The man opened his mouth and kept it that way. Around him, the silence spread outwards until the room was wholly quiet and every man was looking at her.
‘Go home, girl,’ he said with a dismissive wave of his hand. ‘We haven’t need for any more camp whores, believe me.’
Curl seized the inkwell in her hand without thinking. She flung it at the man and watched it bounce off his forehead even as she realized what she had done.
‘You little bitch!’ he screeched as he clutched his forehead in shock. She found herself picking up the jar for the stylus too, and swinging her arm back to finish the job.
But then a hand gripped her own from behind, and the jar was plucked from her grasp.
She spun around in a hot temper, looking up as she did so. A man towered there in black leather armour, heavily scarred about the face and neck.
‘Bad girl,’ he said from behind his thick beard. ‘You almost took the man’s eye out.’
‘I was trying to,’ she said in a pant.
He laughed, and then the men around him were chuckling too.
‘You’re serious, about wishing to enlist?’
‘This is the recruitment office, isn’t it?’
The man looked at the officer behind the desk, then studied Curl for a moment.
‘Can you stitch wounds?’
She thought of her father the physician; his scalp wound that had needed stitching once, how he had talked her through it while her fingers trembled.
‘Well enough,’ she told him. ‘I know some medicines too, home folk stuff. Herbs and ointments.’
‘Give your details to Hooch over there. Our medicos might make some use of you. I’m Major Bolt, by the way.’
She smiled, opened her mouth to thank him.

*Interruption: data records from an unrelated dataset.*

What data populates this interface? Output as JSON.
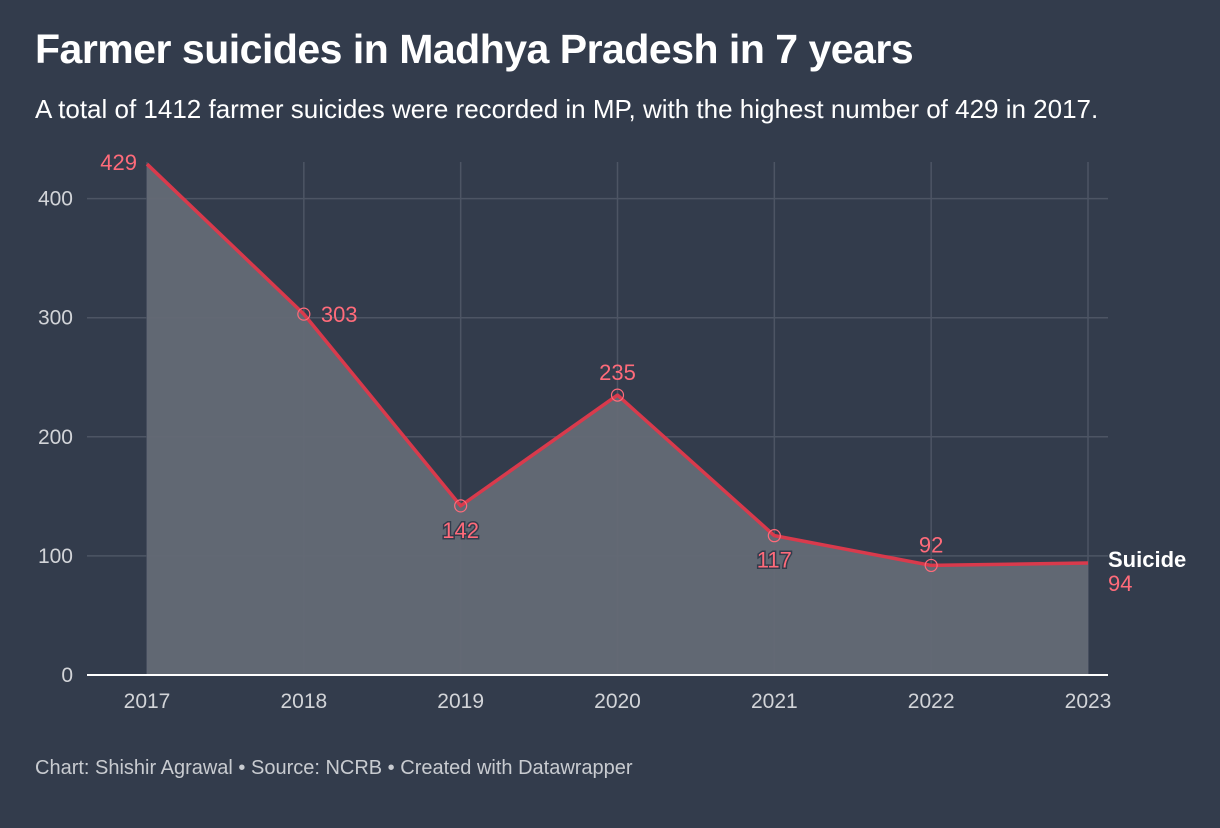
{
  "header": {
    "title": "Farmer suicides in Madhya Pradesh in 7 years",
    "subtitle": "A total of 1412 farmer suicides were recorded in MP, with the highest number of 429 in 2017."
  },
  "footer": {
    "text": "Chart: Shishir Agrawal • Source: NCRB • Created with Datawrapper"
  },
  "colors": {
    "background": "#333c4c",
    "line": "#d93a4c",
    "area": "#646a75",
    "label": "#ff6b7a",
    "grid": "#4d5564"
  },
  "chart_data": {
    "type": "area",
    "title": "Farmer suicides in Madhya Pradesh in 7 years",
    "xlabel": "",
    "ylabel": "",
    "x": [
      "2017",
      "2018",
      "2019",
      "2020",
      "2021",
      "2022",
      "2023"
    ],
    "series": [
      {
        "name": "Suicide",
        "values": [
          429,
          303,
          142,
          235,
          117,
          92,
          94
        ]
      }
    ],
    "ylim": [
      0,
      400
    ],
    "yticks": [
      0,
      100,
      200,
      300,
      400
    ],
    "grid": true,
    "legend": "direct label at right end of line"
  }
}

‘No, don’t thank me, girl,’ he said, holding up one of his large hands. ‘You can curse me in your own time – but just don’t bloody thank me.’
CHAPTER SIXTEEN
The Eyes
People seldom remembered what the old fort on the hill had originally been called. They simply knew it now as the ‘Eyes’, a name that referred to the dirty faces that could always be seen pressing against its thickly barred windows, their desperate glares staring out from their confinement at a world that was passing them by.

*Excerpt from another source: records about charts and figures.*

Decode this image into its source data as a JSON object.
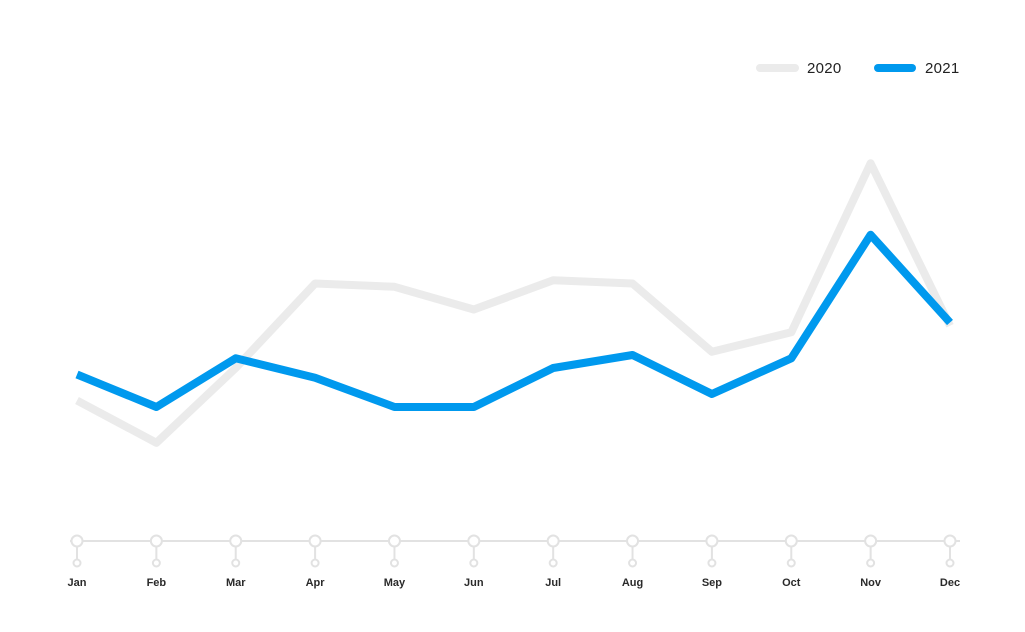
{
  "chart_data": {
    "type": "line",
    "title": "",
    "xlabel": "",
    "ylabel": "",
    "categories": [
      "Jan",
      "Feb",
      "Mar",
      "Apr",
      "May",
      "Jun",
      "Jul",
      "Aug",
      "Sep",
      "Oct",
      "Nov",
      "Dec"
    ],
    "series": [
      {
        "name": "2020",
        "color": "#ebebeb",
        "values": [
          26,
          13,
          36,
          62,
          61,
          54,
          63,
          62,
          41,
          47,
          99,
          49
        ]
      },
      {
        "name": "2021",
        "color": "#0099ee",
        "values": [
          34,
          24,
          39,
          33,
          24,
          24,
          36,
          40,
          28,
          39,
          77,
          50
        ]
      }
    ],
    "ylim": [
      0,
      100
    ],
    "grid": false,
    "legend_position": "top-right",
    "axis_color": "#e2e2e2"
  }
}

The Eyes had long since ceased to be a fort. It stood on a hill in the Fallow District of the city, a brooding presence that overlooked the eastern wall and the houses and workshops of the area. These days it was used solely to hold veterans of the war, those soldiers who were siege-shocked badly enough to have become a danger to themselves or even to others; the Specials in particular, those at least who fought in the tunnels beneath the walls.

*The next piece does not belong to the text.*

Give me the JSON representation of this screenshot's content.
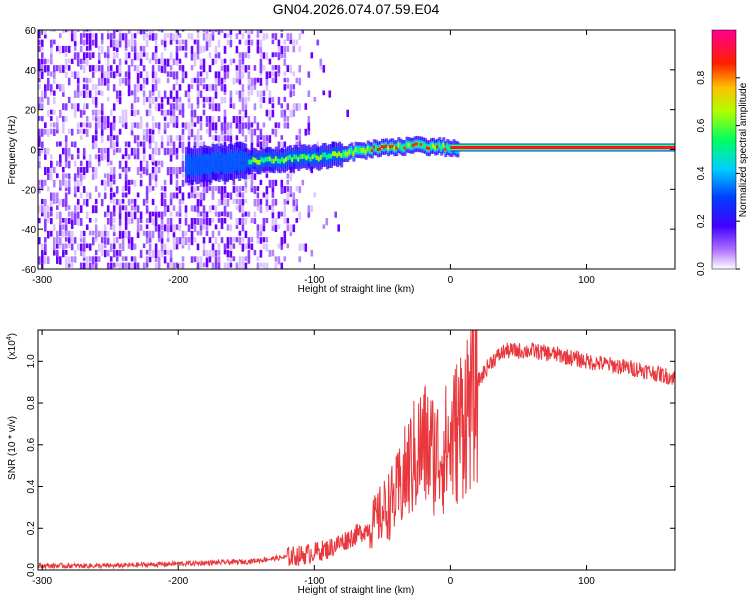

At times, often when the mood in the city itself was tense, the inmates would call out to the Red Guards stationed atop the eastern wall with jokes or obscenities, or they would shout at the citizens of the district surrounding it, ordinary folk going about their business, too polite to look up at the lunatics on the hill.
That evening, Bahn couldn’t tell if anyone was calling out from the windows of the place, for a crowd of Red Guards was causing a din at the wrought-iron front gates of the institution, so that he could hear nothing else but their shouting. He pressed through to the front of the crowd and found that the gates were closed. On the other side of them stood an opposing group of jailers, clad in thick leather aprons and armed with cudgels. They were shouting back through the gates just as vehemently.
‘What’s going on here?’ Bahn hollered to the lieutenant of the squad he now stood amongst.
‘They’ve been ordered by the governor to stop us from entering,’ the officer shouted back with a hand cupped over Bahn’s ear.
‘They know why you’re here?’
‘Of course. That’s why the governor’s trying to stop us.’
‘All right,’ Bahn said. ‘Tell your men to give it a rest.’
He turned to face the jailers as the noise began to settle down.
‘I am an aide to General Creed, and his order has been clearly given. Now open the gates and stand aside.’
He saw a movement amongst the men, and two of the jailers parted as a grey-haired fellow pushed through to confront him. ‘I am Governor Plais,’ the man informed him, ‘and by the council’s authority I am responsible for this institution. I repeat what I have already said to your fellow officer. There are no men fighting fit within these walls. They would not be here otherwise.’